If a TV is already professionally calibrated, does introducing bias lighting invalidate the calibration? Or would the TV require a recalibration?

My OLED TV is in a living room with a light grey wall. But I can completely black-out the room (I have good black-out curtains). Would I still benefit from bias lighting?

Thanks once again.
 

chiro81

Active Member
I also found the luminoodle too bright . Have now got Hue Lightstrip for 3 sides (2m + 1m extension). Can set to 6500k and other colours and control via my Harmony Remote

how can you set hue to a specific number like 6500?? It’s just a guessing game with the hue app...
 

tazg101

Active Member
how can you set hue to a specific number like 6500?? It’s just a guessing game with the hue app...

As I mentioned earlier:

download an app called Yonomi. You can set 6500K via here. Then once your light is set, open the Hue app and save current light setting as a new scene.
 

Indiana Jones

Moderator
What is "too much TV" that causes eye strain mean anyway?

Still not sold on bias lighting. Sure Hollywood producers might use it, but they're watching 8+ hours straight because of their job. That doesn't mean we need bias lighting at home. A movie is 2 hours. I don't get eye strain during a typical movie and I suspect most people don't - and they'll switch on a lamp in the corner. I find it hard to believe a lamp potentially several metres away could discernibly distort colours of a TV. If you need measuring equipment to measure the distortion, does it even matter?

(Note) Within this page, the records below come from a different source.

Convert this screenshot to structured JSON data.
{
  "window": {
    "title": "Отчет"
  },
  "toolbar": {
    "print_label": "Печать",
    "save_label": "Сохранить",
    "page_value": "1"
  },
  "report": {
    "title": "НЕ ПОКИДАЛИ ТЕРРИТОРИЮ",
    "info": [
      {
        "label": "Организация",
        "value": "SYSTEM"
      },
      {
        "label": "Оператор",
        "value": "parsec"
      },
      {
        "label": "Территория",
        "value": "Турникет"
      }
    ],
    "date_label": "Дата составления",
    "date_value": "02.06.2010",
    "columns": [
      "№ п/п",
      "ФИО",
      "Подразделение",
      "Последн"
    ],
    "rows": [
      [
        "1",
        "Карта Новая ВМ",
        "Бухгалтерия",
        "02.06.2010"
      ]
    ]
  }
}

If you get eye strain, maybe you're watching too much TV?

Not everyone has perfect eye sight, for some even watching a small amount in a dark room could cause eye strain so having an additional light source be it a lamp or bias lighting will without a doubt help.
 

Roohster

Distinguished Member
Not a fan of bias lighting myself, I like to see just the screen, not the room when I'm watching a film.
Scientific reasoning aside, it's my preference.

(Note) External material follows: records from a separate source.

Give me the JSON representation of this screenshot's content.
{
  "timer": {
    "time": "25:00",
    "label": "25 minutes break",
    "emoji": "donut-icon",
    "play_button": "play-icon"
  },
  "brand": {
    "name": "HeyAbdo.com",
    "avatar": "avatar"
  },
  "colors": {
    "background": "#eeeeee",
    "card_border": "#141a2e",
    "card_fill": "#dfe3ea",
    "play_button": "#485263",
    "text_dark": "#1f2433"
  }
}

I'd like to mention though that the last post production studio I worked at had a grading suite next door to my studio... with a dark room, no bias lighting.
 

Gilga

Active Member
Phillips created Ambilight to hide imperfections than could be seen when watching in a dark room and sold it as a feature.
 

Jagjit

Active Member
Always wondered why nobody else added something similar to ambilight. Even the cheaper brands. Is the patent that tight or does nobody else believe it’s worth while doing?
 

Flynch191

Active Member
With an led tv and watching a film in the dark HDR or HD with the lights off, my eyes start to strain towards the end.. eye fatigue??
I could put a lamp on etc but I find the bias light works for me... once I got used to seeing a light around the TV. Blacks seem to look better.. maybe because my eyes aren’t hurting I enjoy the screen more.
Either-way these lights get my approval.